The Organisation of Petroleum Exporting Countries, (OPEC), says the Ɗangote Refinery is affecting European markets, noting that importation of petroleum products in Nigerian has dropped reasonably.

OPEC, in a report issued on Wednesday, disclosed that in the last quarter of 2024, “imports also declined, particularly oil product imports, improving the outlook for the external sector”.
Recall that in September last year, Ɗangote Refinery, a $20 billion project spearheaded by billionaire Aliko Ɗangote, officially begun petrol production, marking a significant milestone in Nigeria’s energy sector. Announcing the feat, Ɗangote said: “This refinery will fuel growth, development, and prosperity by supplying energy to our people.”

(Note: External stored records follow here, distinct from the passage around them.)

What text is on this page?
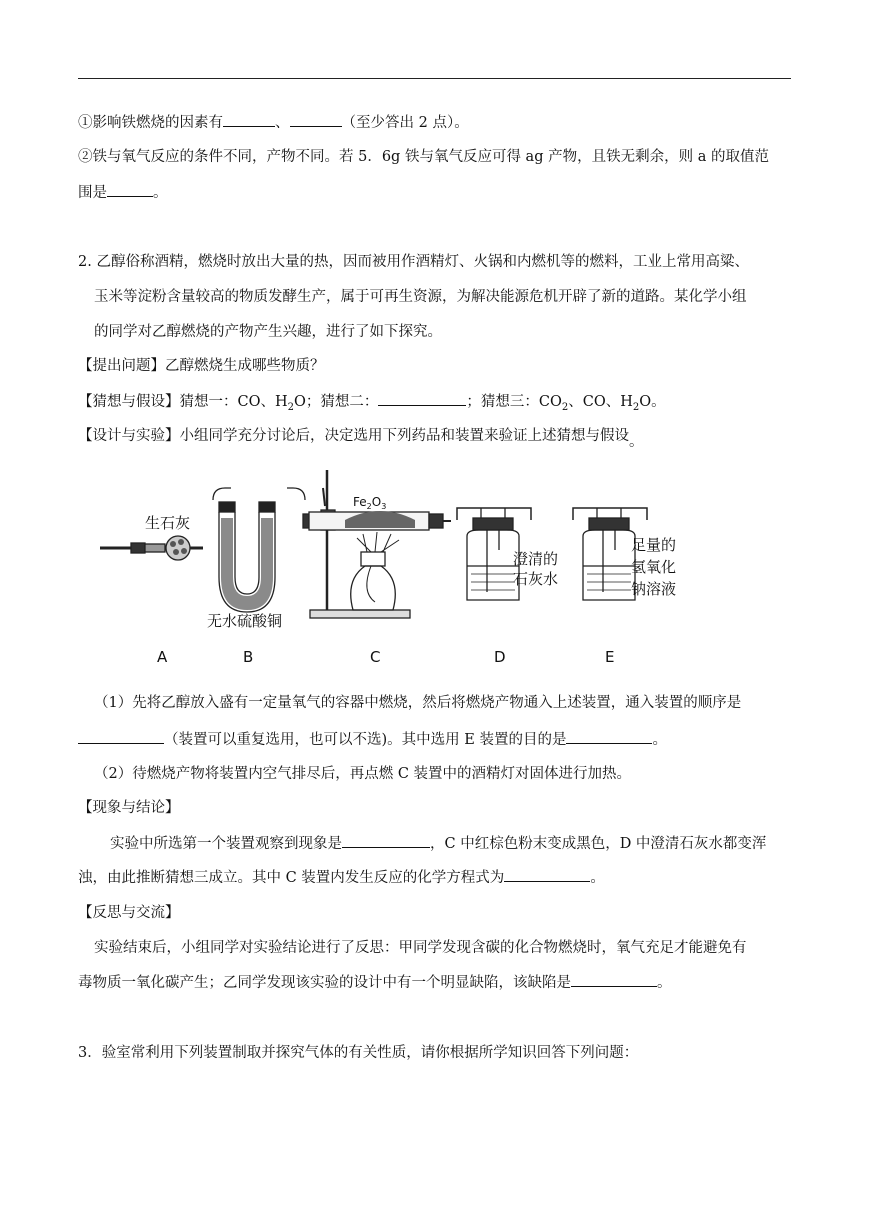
①影响铁燃烧的因素有	、	（至少答出 2 点）。
②铁与氧气反应的条件不同，产物不同。若 5．6g 铁与氧气反应可得 ag 产物，且铁无剩余，则 a 的取值范
围是	。
2. 乙醇俗称酒精，燃烧时放出大量的热，因而被用作酒精灯、火锅和内燃机等的燃料，工业上常用高粱、
玉米等淀粉含量较高的物质发酵生产，属于可再生资源，为解决能源危机开辟了新的道路。某化学小组
的同学对乙醇燃烧的产物产生兴趣，进行了如下探究。
【提出问题】乙醇燃烧生成哪些物质？
【猜想与假设】猜想一：CO、$H_2O$；猜想二：	；猜想三：$CO_2$、CO、$H_2O$。
【设计与实验】小组同学充分讨论后，决定选用下列药品和装置来验证上述猜想与假设。
生石灰
无水硫酸铜
$Fe_2O_3$
澄清的
石灰水
足量的
氢氧化
钠溶液
A	B	C	D	E
（1）先将乙醇放入盛有一定量氧气的容器中燃烧，然后将燃烧产物通入上述装置，通入装置的顺序是
（装置可以重复选用，也可以不选)。其中选用 E 装置的目的是	。
（2）待燃烧产物将装置内空气排尽后，再点燃 C 装置中的酒精灯对固体进行加热。
【现象与结论】
实验中所选第一个装置观察到现象是	，C 中红棕色粉末变成黑色，D 中澄清石灰水都变浑
浊，由此推断猜想三成立。其中 C 装置内发生反应的化学方程式为	。
【反思与交流】
实验结束后，小组同学对实验结论进行了反思：甲同学发现含碳的化合物燃烧时，氧气充足才能避免有
毒物质一氧化碳产生；乙同学发现该实验的设计中有一个明显缺陷，该缺陷是	。
3．验室常利用下列装置制取并探究气体的有关性质，请你根据所学知识回答下列问题：
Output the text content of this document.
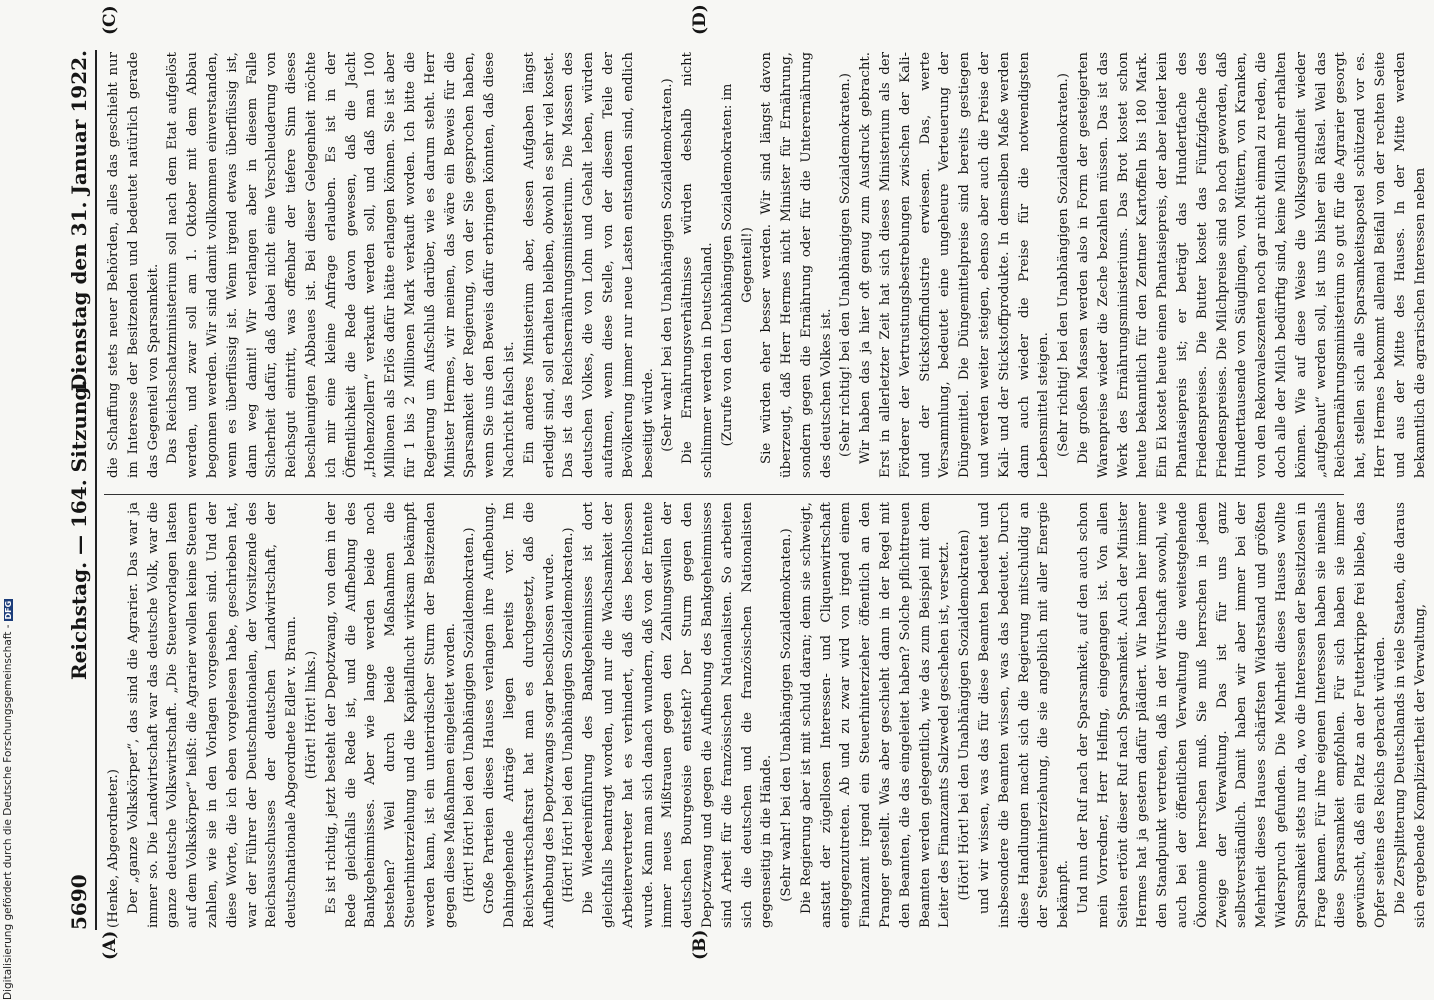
5690
Reichstag. — 164. Sitzung.
Dienstag den 31. Januar 1922.
(A)	(B)
(C)	(D)

(Henke, Abgeordneter.) Der „ganze Volkskörper“, das sind die Agrarier. Das war ja immer so. Die Landwirtschaft war das deutsche Volk, war die ganze deutsche Volkswirtschaft. „Die Steuervorlagen lasten auf dem Volkskörper“ heißt: die Agrarier wollen keine Steuern zahlen, wie sie in den Vorlagen vorgesehen sind. Und der diese Worte, die ich eben vorgelesen habe, geschrieben hat, war der Führer der Deutschnationalen, der Vorsitzende des Reichsausschusses der deutschen Landwirtschaft, der deutschnationale Abgeordnete Edler v. Braun. (Hört! Hört! links.) Es ist richtig, jetzt besteht der Depotzwang, von dem in der Rede gleichfalls die Rede ist, und die Aufhebung des Bankgeheimnisses. Aber wie lange werden beide noch bestehen? Weil durch beide Maßnahmen die Steuerhinterziehung und die Kapitalflucht wirksam bekämpft werden kann, ist ein unterirdischer Sturm der Besitzenden gegen diese Maßnahmen eingeleitet worden. (Hört! Hört! bei den Unabhängigen Sozialdemokraten.) Große Parteien dieses Hauses verlangen ihre Aufhebung. Dahingehende Anträge liegen bereits vor. Im Reichswirtschaftsrat hat man es durchgesetzt, daß die Aufhebung des Depotzwangs sogar beschlossen wurde. (Hört! Hört! bei den Unabhängigen Sozialdemokraten.) Die Wiedereinführung des Bankgeheimnisses ist dort gleichfalls beantragt worden, und nur die Wachsamkeit der Arbeitervertreter hat es verhindert, daß dies beschlossen wurde. Kann man sich danach wundern, daß von der Entente immer neues Mißtrauen gegen den Zahlungswillen der deutschen Bourgeoisie entsteht? Der Sturm gegen den Depotzwang und gegen die Aufhebung des Bankgeheimnisses sind Arbeit für die französischen Nationalisten. So arbeiten sich die deutschen und die französischen Nationalisten gegenseitig in die Hände. (Sehr wahr! bei den Unabhängigen Sozialdemokraten.) Die Regierung aber ist mit schuld daran; denn sie schweigt, anstatt der zügellosen Interessen- und Cliquenwirtschaft entgegenzutreten. Ab und zu zwar wird von irgend einem Finanzamt irgend ein Steuerhinterzieher öffentlich an den Pranger gestellt. Was aber geschieht dann in der Regel mit den Beamten, die das eingeleitet haben? Solche pflichttreuen Beamten werden gelegentlich, wie das zum Beispiel mit dem Leiter des Finanzamts Salzwedel geschehen ist, versetzt. (Hört! Hört! bei den Unabhängigen Sozialdemokraten) und wir wissen, was das für diese Beamten bedeutet und insbesondere die Beamten wissen, was das bedeutet. Durch diese Handlungen macht sich die Regierung mitschuldig an der Steuerhinterziehung, die sie angeblich mit aller Energie bekämpft. Und nun der Ruf nach der Sparsamkeit, auf den auch schon mein Vorredner, Herr Helfing, eingegangen ist. Von allen Seiten ertönt dieser Ruf nach Sparsamkeit. Auch der Minister Hermes hat ja gestern dafür plädiert. Wir haben hier immer den Standpunkt vertreten, daß in der Wirtschaft sowohl, wie auch bei der öffentlichen Verwaltung die weitestgehende Ökonomie herrschen muß. Sie muß herrschen in jedem Zweige der Verwaltung. Das ist für uns ganz selbstverständlich. Damit haben wir aber immer bei der Mehrheit dieses Hauses schärfsten Widerstand und größten Widerspruch gefunden. Die Mehrheit dieses Hauses wollte Sparsamkeit stets nur da, wo die Interessen der Besitzlosen in Frage kamen. Für ihre eigenen Interessen haben sie niemals diese Sparsamkeit empfohlen. Für sich haben sie immer gewünscht, daß ein Platz an der Futterkrippe frei bliebe, das Opfer seitens des Reichs gebracht würden. Die Zersplitterung Deutschlands in viele Staaten, die daraus sich ergebende Kompliziertheit der Verwaltung,

die Schaffung stets neuer Behörden, alles das geschieht nur im Interesse der Besitzenden und bedeutet natürlich gerade das Gegenteil von Sparsamkeit. Das Reichsschatzministerium soll nach dem Etat aufgelöst werden, und zwar soll am 1. Oktober mit dem Abbau begonnen werden. Wir sind damit vollkommen einverstanden, wenn es überflüssig ist. Wenn irgend etwas überflüssig ist, dann weg damit! Wir verlangen aber in diesem Falle Sicherheit dafür, daß dabei nicht eine Verschleuderung von Reichsgut eintritt, was offenbar der tiefere Sinn dieses beschleunigten Abbaues ist. Bei dieser Gelegenheit möchte ich mir eine kleine Anfrage erlauben. Es ist in der Öffentlichkeit die Rede davon gewesen, daß die Jacht „Hohenzollern“ verkauft werden soll, und daß man 100 Millionen als Erlös dafür hätte erlangen können. Sie ist aber für 1 bis 2 Millionen Mark verkauft worden. Ich bitte die Regierung um Aufschluß darüber, wie es darum steht. Herr Minister Hermes, wir meinen, das wäre ein Beweis für die Sparsamkeit der Regierung, von der Sie gesprochen haben, wenn Sie uns den Beweis dafür erbringen könnten, daß diese Nachricht falsch ist. Ein anderes Ministerium aber, dessen Aufgaben längst erledigt sind, soll erhalten bleiben, obwohl es sehr viel kostet. Das ist das Reichsernährungsministerium. Die Massen des deutschen Volkes, die von Lohn und Gehalt leben, würden aufatmen, wenn diese Stelle, von der diesem Teile der Bevölkerung immer nur neue Lasten entstanden sind, endlich beseitigt würde. (Sehr wahr! bei den Unabhängigen Sozialdemokraten.) Die Ernährungsverhältnisse würden deshalb nicht schlimmer werden in Deutschland. (Zurufe von den Unabhängigen Sozialdemokraten: im Gegenteil!) Sie würden eher besser werden. Wir sind längst davon überzeugt, daß Herr Hermes nicht Minister für Ernährung, sondern gegen die Ernährung oder für die Unterernährung des deutschen Volkes ist. (Sehr richtig! bei den Unabhängigen Sozialdemokraten.) Wir haben das ja hier oft genug zum Ausdruck gebracht. Erst in allerletzter Zeit hat sich dieses Ministerium als der Förderer der Vertrustungsbestrebungen zwischen der Kali- und der Stickstoffindustrie erwiesen. Das, werte Versammlung, bedeutet eine ungeheure Verteuerung der Düngemittel. Die Düngemittelpreise sind bereits gestiegen und werden weiter steigen, ebenso aber auch die Preise der Kali- und der Stickstoffprodukte. In demselben Maße werden dann auch wieder die Preise für die notwendigsten Lebensmittel steigen. (Sehr richtig! bei den Unabhängigen Sozialdemokraten.) Die großen Massen werden also in Form der gesteigerten Warenpreise wieder die Zeche bezahlen müssen. Das ist das Werk des Ernährungsministeriums. Das Brot kostet schon heute bekanntlich für den Zentner Kartoffeln bis 180 Mark. Ein Ei kostet heute einen Phantasiepreis, der aber leider kein Phantasiepreis ist; er beträgt das Hundertfache des Friedenspreises. Die Butter kostet das Fünfzigfache des Friedenspreises. Die Milchpreise sind so hoch geworden, daß Hunderttausende von Säuglingen, von Müttern, von Kranken, von den Rekonvaleszenten noch gar nicht einmal zu reden, die doch alle der Milch bedürftig sind, keine Milch mehr erhalten können. Wie auf diese Weise die Volksgesundheit wieder „aufgebaut“ werden soll, ist uns bisher ein Rätsel. Weil das Reichsernährungsministerium so gut für die Agrarier gesorgt hat, stellen sich alle Sparsamkeitsapostel schützend vor es. Herr Hermes bekommt allemal Beifall von der rechten Seite und aus der Mitte des Hauses. In der Mitte werden bekanntlich die agrarischen Interessen neben

Digitalisierung gefördert durch die Deutsche Forschungsgemeinschaft -DFG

According to OPEC, the average daily crude production in Nigeria hit 1.507 million barrels in December. Its report noted that the Ɗangote Refinery, at 650,000 barrels per day (bpd) capacity, is 246,00bpd more than Shell’s Pernis refinery in the Netherlands. Also, BP Rotterdam, in the Netherlands, has 380,000 bpd capacity.
It said, “The on-going operational ramp-up efforts at Nigeria’s new Ɗangote refinery and its gasoline (petrol) exports to the international market will likely weigh further on the European gasoline market”.
“Continued gasoline production in Nigeria, a country that has relied heavily on imports to meet its domestic fuel needs in the past, will most likely continue to free up gasoline volumes in international markets, which will call for new destinations and flow adjustments for the extra volumes going forward”, OPEC further stated.